Fiel a su estilo de pretender conformar a todos, Alberto aceptó el pedido de Claudia, con la secreta esperanza de revertir la decisión por imperio de la muchedumbre y el sentido común. Pero eso no pasó, con las consecuencias ya conocidas: el intento de cortar el flujo de personas para cumplir con el deseo de la familia terminó con heridos de balas de goma.
En el gobierno nacional sugieren que Larreta ordenó accionar el gatillo para provocar el desastre que finalmente ocurrió. Es una excusa pírrica: la idea de que al gobierno nacional lo boicotea un intendente debilita la noción de autoridad presidencial.
El desgaste político del presidente es una de las consecuencias del funeral fallido. Otra es la depreciación de la autoridad sanitaria provocada por una ceremonia exenta de protocolos y medidas de distanciamiento social en plena pandemia.
Otras derivadas: el corrosivo pase de facturas interno que erosiona a la coalición y alimenta la carroña mediática, el "agrande" de Larreta como jefe opositor y la percepción de una gestión ineficiente, incapaz de organizar un velorio.

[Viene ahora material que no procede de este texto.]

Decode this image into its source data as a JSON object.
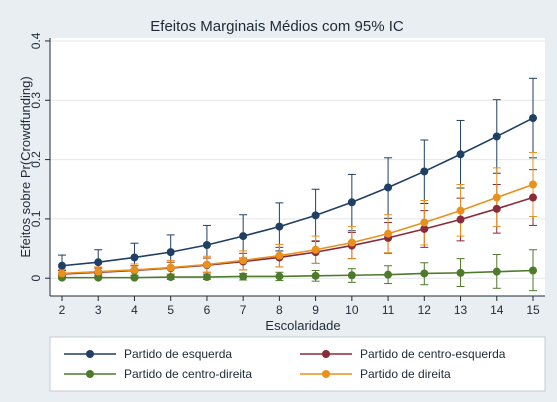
{
  "chart_data": {
    "type": "line",
    "title": "Efeitos Marginais Médios com 95% IC",
    "xlabel": "Escolaridade",
    "ylabel": "Efeitos sobre Pr(Crowdfunding)",
    "x": [
      2,
      3,
      4,
      5,
      6,
      7,
      8,
      9,
      10,
      11,
      12,
      13,
      14,
      15
    ],
    "xlim": [
      1.8,
      15.2
    ],
    "ylim": [
      -0.03,
      0.405
    ],
    "yticks": [
      0,
      0.1,
      0.2,
      0.3,
      0.4
    ],
    "ytick_labels": [
      "0",
      "0.1",
      "0.2",
      "0.3",
      "0.4"
    ],
    "grid": true,
    "legend_position": "bottom",
    "series": [
      {
        "name": "Partido de esquerda",
        "color": "#1f3f63",
        "values": [
          0.021,
          0.027,
          0.035,
          0.044,
          0.056,
          0.071,
          0.087,
          0.106,
          0.128,
          0.153,
          0.18,
          0.209,
          0.239,
          0.27
        ],
        "lower": [
          0.004,
          0.007,
          0.012,
          0.018,
          0.025,
          0.034,
          0.046,
          0.062,
          0.08,
          0.101,
          0.126,
          0.152,
          0.177,
          0.203
        ],
        "upper": [
          0.039,
          0.048,
          0.059,
          0.073,
          0.089,
          0.107,
          0.127,
          0.15,
          0.175,
          0.203,
          0.233,
          0.266,
          0.301,
          0.337
        ]
      },
      {
        "name": "Partido de centro-esquerda",
        "color": "#8b2a38",
        "values": [
          0.007,
          0.01,
          0.013,
          0.017,
          0.022,
          0.028,
          0.035,
          0.044,
          0.055,
          0.068,
          0.083,
          0.099,
          0.117,
          0.136
        ],
        "lower": [
          0.002,
          0.003,
          0.005,
          0.007,
          0.01,
          0.014,
          0.019,
          0.025,
          0.033,
          0.042,
          0.052,
          0.063,
          0.076,
          0.089
        ],
        "upper": [
          0.013,
          0.017,
          0.021,
          0.027,
          0.034,
          0.042,
          0.052,
          0.063,
          0.077,
          0.094,
          0.114,
          0.135,
          0.158,
          0.183
        ]
      },
      {
        "name": "Partido de centro-direita",
        "color": "#4e7a2c",
        "values": [
          0.001,
          0.001,
          0.001,
          0.002,
          0.002,
          0.003,
          0.003,
          0.004,
          0.005,
          0.006,
          0.008,
          0.009,
          0.011,
          0.013
        ],
        "lower": [
          -0.001,
          -0.001,
          -0.001,
          -0.002,
          -0.002,
          -0.003,
          -0.004,
          -0.005,
          -0.007,
          -0.009,
          -0.011,
          -0.014,
          -0.017,
          -0.021
        ],
        "upper": [
          0.003,
          0.004,
          0.004,
          0.005,
          0.007,
          0.008,
          0.01,
          0.013,
          0.016,
          0.021,
          0.026,
          0.033,
          0.04,
          0.048
        ]
      },
      {
        "name": "Partido de direita",
        "color": "#e8911e",
        "values": [
          0.008,
          0.011,
          0.014,
          0.018,
          0.023,
          0.03,
          0.038,
          0.048,
          0.06,
          0.075,
          0.094,
          0.114,
          0.136,
          0.158
        ],
        "lower": [
          0.002,
          0.003,
          0.005,
          0.007,
          0.01,
          0.014,
          0.019,
          0.025,
          0.033,
          0.043,
          0.056,
          0.071,
          0.087,
          0.104
        ],
        "upper": [
          0.015,
          0.019,
          0.024,
          0.03,
          0.037,
          0.046,
          0.057,
          0.071,
          0.087,
          0.107,
          0.131,
          0.158,
          0.186,
          0.212
        ]
      }
    ]
  }
}
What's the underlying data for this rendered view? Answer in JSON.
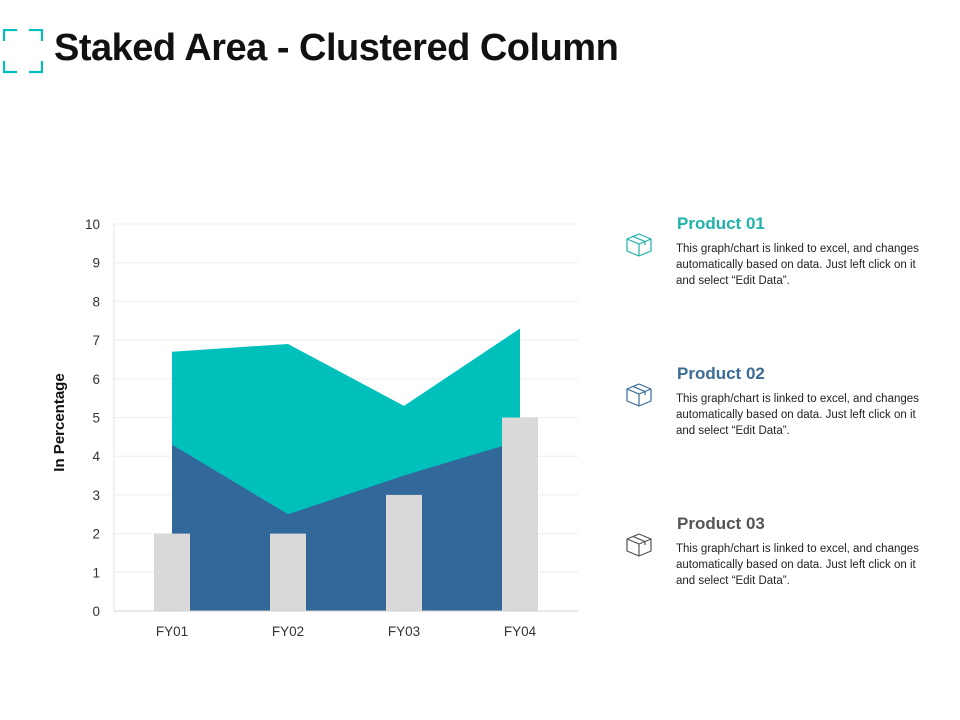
{
  "page": {
    "title": "Staked Area - Clustered Column"
  },
  "colors": {
    "accent": "#00c0bc",
    "navy": "#33689a",
    "bar": "#d9d9d9",
    "axis_text": "#333333",
    "grid": "#eeeeee",
    "product_01": "#20b2aa",
    "product_02": "#3b6c95",
    "product_03": "#555555"
  },
  "chart_data": {
    "type": "area",
    "ylabel": "In Percentage",
    "xlabel": "",
    "categories": [
      "FY01",
      "FY02",
      "FY03",
      "FY04"
    ],
    "ylim": [
      0,
      10
    ],
    "yticks": [
      "0",
      "1",
      "2",
      "3",
      "4",
      "5",
      "6",
      "7",
      "8",
      "9",
      "10"
    ],
    "grid": true,
    "series": [
      {
        "kind": "area",
        "values": [
          6.7,
          6.9,
          5.3,
          7.3
        ],
        "color": "#00c0bc"
      },
      {
        "kind": "area",
        "values": [
          4.3,
          2.5,
          3.5,
          4.4
        ],
        "color": "#33689a"
      },
      {
        "kind": "column",
        "values": [
          2,
          2,
          3,
          5
        ],
        "color": "#d9d9d9"
      }
    ]
  },
  "legend": [
    {
      "heading": "Product 01",
      "icon": "box-icon",
      "color": "#20b2aa",
      "text": "This graph/chart is linked to excel, and changes automatically based on data. Just left click on it and select “Edit Data”."
    },
    {
      "heading": "Product 02",
      "icon": "box-icon",
      "color": "#3b6c95",
      "text": "This graph/chart is linked to excel, and changes automatically based on data. Just left click on it and select “Edit Data”."
    },
    {
      "heading": "Product 03",
      "icon": "box-icon",
      "color": "#555555",
      "text": "This graph/chart is linked to excel, and changes automatically based on data. Just left click on it and select “Edit Data”."
    }
  ]
}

Con apenas un año de gestión y la elección de medio término por delante, el gobierno está a tiempo de capitalzar la mala experiencia y ajustar su funcionamiento para la pospandemia. Hay pronóstico de viento en popa: vacunas entre diciembre y marzo, precios récord en commodities agrícolas y un mundo con liquidez financiera deseoso de una rápida recuperación del consumo y el comercio. Pero Fernández sabe, porque lo vivió como jefe de Gabinete de Néstor Kirchner, que el "viento de cola" es inocuo si el capitán no toma decisiones audaces y sostiene el rumbo que considera correcto. Es el rol que le toca al presidente, en un país como Argentina, donde el Poder Ejecutivo es unipersonal.
Claro que el ejercicio pleno del poder presidencial es incompatible con la pretensión de complacer a todos en una sociedad agrietada por la injusticia y la desigualdad. Ya lo advirtió Kirchner: "La política no puede ser un club de amigos"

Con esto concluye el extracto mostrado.